# Get Closing Odds From Odds Time Series

Bestfightodds periodically scrapes the various betting sites and posts new odds only when they are updated. Because some betting sites off live betting whereas others don't, the final quoted odds accross sites might not be comparable. As such, I pull pre-fight closing odds as of 12 hours before the final time odds are posted for the UFC card/event by any site.
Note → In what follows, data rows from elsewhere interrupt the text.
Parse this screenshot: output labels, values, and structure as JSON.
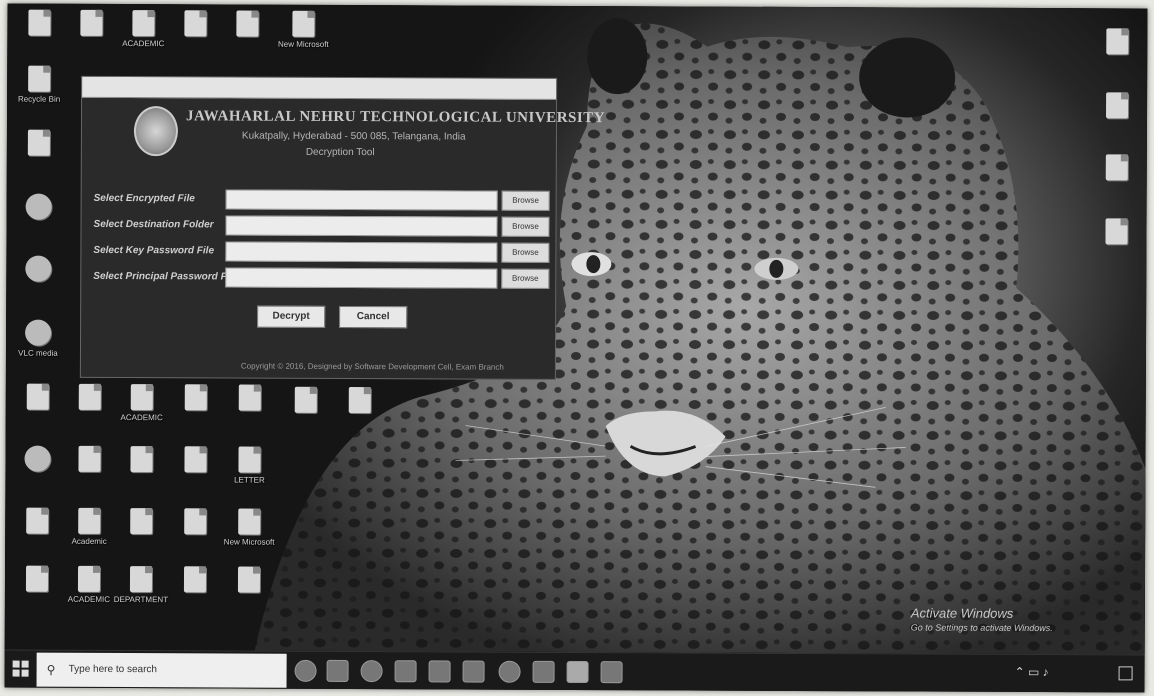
{
  "desktop": {
    "icons": [
      {
        "id": "i1",
        "label": "",
        "shape": "doc"
      },
      {
        "id": "i2",
        "label": "",
        "shape": "doc"
      },
      {
        "id": "i3",
        "label": "ACADEMIC",
        "shape": "doc"
      },
      {
        "id": "i4",
        "label": "",
        "shape": "doc"
      },
      {
        "id": "i5",
        "label": "",
        "shape": "doc"
      },
      {
        "id": "i6",
        "label": "New Microsoft",
        "shape": "doc"
      },
      {
        "id": "i7",
        "label": "Recycle Bin",
        "shape": "doc"
      },
      {
        "id": "i8",
        "label": "",
        "shape": "doc"
      },
      {
        "id": "i9",
        "label": "",
        "shape": "round"
      },
      {
        "id": "i10",
        "label": "",
        "shape": "round"
      },
      {
        "id": "i11",
        "label": "VLC media",
        "shape": "round"
      },
      {
        "id": "i12",
        "label": "",
        "shape": "doc"
      },
      {
        "id": "i13",
        "label": "ACADEMIC",
        "shape": "doc"
      },
      {
        "id": "i14",
        "label": "",
        "shape": "doc"
      },
      {
        "id": "i15",
        "label": "",
        "shape": "doc"
      },
      {
        "id": "i16",
        "label": "",
        "shape": "doc"
      },
      {
        "id": "i17",
        "label": "LETTER",
        "shape": "doc"
      },
      {
        "id": "i18",
        "label": "",
        "shape": "doc"
      },
      {
        "id": "i19",
        "label": "Academic",
        "shape": "doc"
      },
      {
        "id": "i20",
        "label": "",
        "shape": "doc"
      },
      {
        "id": "i21",
        "label": "",
        "shape": "doc"
      },
      {
        "id": "i22",
        "label": "New Microsoft",
        "shape": "doc"
      },
      {
        "id": "i23",
        "label": "",
        "shape": "doc"
      },
      {
        "id": "i24",
        "label": "ACADEMIC",
        "shape": "doc"
      },
      {
        "id": "i25",
        "label": "DEPARTMENT",
        "shape": "doc"
      },
      {
        "id": "i26",
        "label": "",
        "shape": "doc"
      },
      {
        "id": "i27",
        "label": "",
        "shape": "doc"
      },
      {
        "id": "i28",
        "label": "",
        "shape": "doc"
      },
      {
        "id": "i29",
        "label": "",
        "shape": "doc"
      },
      {
        "id": "i30",
        "label": "",
        "shape": "doc"
      },
      {
        "id": "i31",
        "label": "",
        "shape": "doc"
      },
      {
        "id": "i32",
        "label": "",
        "shape": "round"
      },
      {
        "id": "i33",
        "label": "",
        "shape": "doc"
      },
      {
        "id": "i34",
        "label": "",
        "shape": "doc"
      },
      {
        "id": "i35",
        "label": "",
        "shape": "doc"
      },
      {
        "id": "i36",
        "label": "",
        "shape": "doc"
      }
    ]
  },
  "app": {
    "title": "JAWAHARLAL NEHRU TECHNOLOGICAL UNIVERSITY",
    "subtitle": "Kukatpally, Hyderabad - 500 085, Telangana, India",
    "subtitle2": "Decryption Tool",
    "rows": [
      {
        "label": "Select Encrypted File",
        "value": "",
        "browse": "Browse"
      },
      {
        "label": "Select Destination Folder",
        "value": "",
        "browse": "Browse"
      },
      {
        "label": "Select Key Password File",
        "value": "",
        "browse": "Browse"
      },
      {
        "label": "Select Principal Password File",
        "value": "",
        "browse": "Browse"
      }
    ],
    "decrypt_label": "Decrypt",
    "cancel_label": "Cancel",
    "copyright": "Copyright © 2016, Designed by Software Development Cell, Exam Branch"
  },
  "watermark": {
    "line1": "Activate Windows",
    "line2": "Go to Settings to activate Windows."
  },
  "taskbar": {
    "search_placeholder": "Type here to search",
    "clock_time": "",
    "clock_date": "",
    "pinned": [
      "cortana-icon",
      "task-view-icon",
      "chrome-icon",
      "app-icon",
      "file-explorer-icon",
      "folder-icon",
      "app-icon-2",
      "app-icon-3",
      "app-icon-4",
      "app-icon-5"
    ]
  },
  "colors": {
    "wallpaper_base": "#151515",
    "window_bg": "#2a2a2a",
    "field_bg": "#ececec",
    "taskbar_bg": "#1a1a1a"
  }
}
This should closely approximate betting just before the fight (after weigh-ins).

In [27]:
import pandas as pd
import numpy as np
import seaborn as sns
import matplotlib.pyplot as plt
import matplotlib as mpl
pd.set_option('display.max_columns', 500)
from zipfile import ZipFile
from datetime import timedelta

In [28]:
# load all odds
zip_file = ZipFile('../../data/bestfightodds_data/straight_bets.zip')
dfs = [pd.read_csv(zip_file.open(text_file.filename)) for text_file in zip_file.infolist() 
       if text_file.filename.endswith('.csv')]
df = pd.concat(dfs)

In [29]:
# merge card date onto the bets and filter to only card as of 2008 or later
cards = pd.read_csv("../../data/bestfightodds_data/bestfightodds_urls.csv")
cards.rename(columns = {'Date':'Card_Date'}, inplace = True)
df = pd.merge(cards[['Card_Date', 'fight_odds_url']], df, left_on = 'fight_odds_url', right_on = 'url', validate = "1:m")
df['Card_Date'] = pd.to_datetime(df['Card_Date'] )
df = df.loc[df.Card_Date.dt.year >= 2008, :]

In [32]:
df['Date'] = pd.to_datetime(df['dates'], unit = 'ms')
display(df.head())

Unnamed: 0,Card_Date,fight_odds_url,Bet,betsite,dates,odds,fighter1,fighter2,class,url,Date,odds_close_time
0,2020-03-14,https://www.bestfightodds.com/events/ufc-on-es...,Charles Oliveira,5Dimes,1581348609000,-140,Charles Oliveira,Kevin Lee,even,https://www.bestfightodds.com/events/ufc-on-es...,2020-02-10 15:30:09,2020-03-14 12:18:09
1,2020-03-14,https://www.bestfightodds.com/events/ufc-on-es...,Charles Oliveira,5Dimes,1581348790000,-120,Charles Oliveira,Kevin Lee,even,https://www.bestfightodds.com/events/ufc-on-es...,2020-02-10 15:33:10,2020-03-14 12:18:09
2,2020-03-14,https://www.bestfightodds.com/events/ufc-on-es...,Charles Oliveira,5Dimes,1581351854000,100,Charles Oliveira,Kevin Lee,even,https://www.bestfightodds.com/events/ufc-on-es...,2020-02-10 16:24:14,2020-03-14 12:18:09
3,2020-03-14,https://www.bestfightodds.com/events/ufc-on-es...,Charles Oliveira,5Dimes,1581361215000,115,Charles Oliveira,Kevin Lee,even,https://www.bestfightodds.com/events/ufc-on-es...,2020-02-10 19:00:15,2020-03-14 12:18:09
4,2020-03-14,https://www.bestfightodds.com/events/ufc-on-es...,Charles Oliveira,5Dimes,1581361392000,120,Charles Oliveira,Kevin Lee,even,https://www.bestfightodds.com/events/ufc-on-es...,2020-02-10 19:03:12,2020-03-14 12:18:09


In [None]:
# get time odds quotesd will be taken from. 12 hours before final odd quoted for a UFC card by any site
df['odds_close_time'] = df.groupby('url')['Date'].transform("max") - timedelta(hours = 12)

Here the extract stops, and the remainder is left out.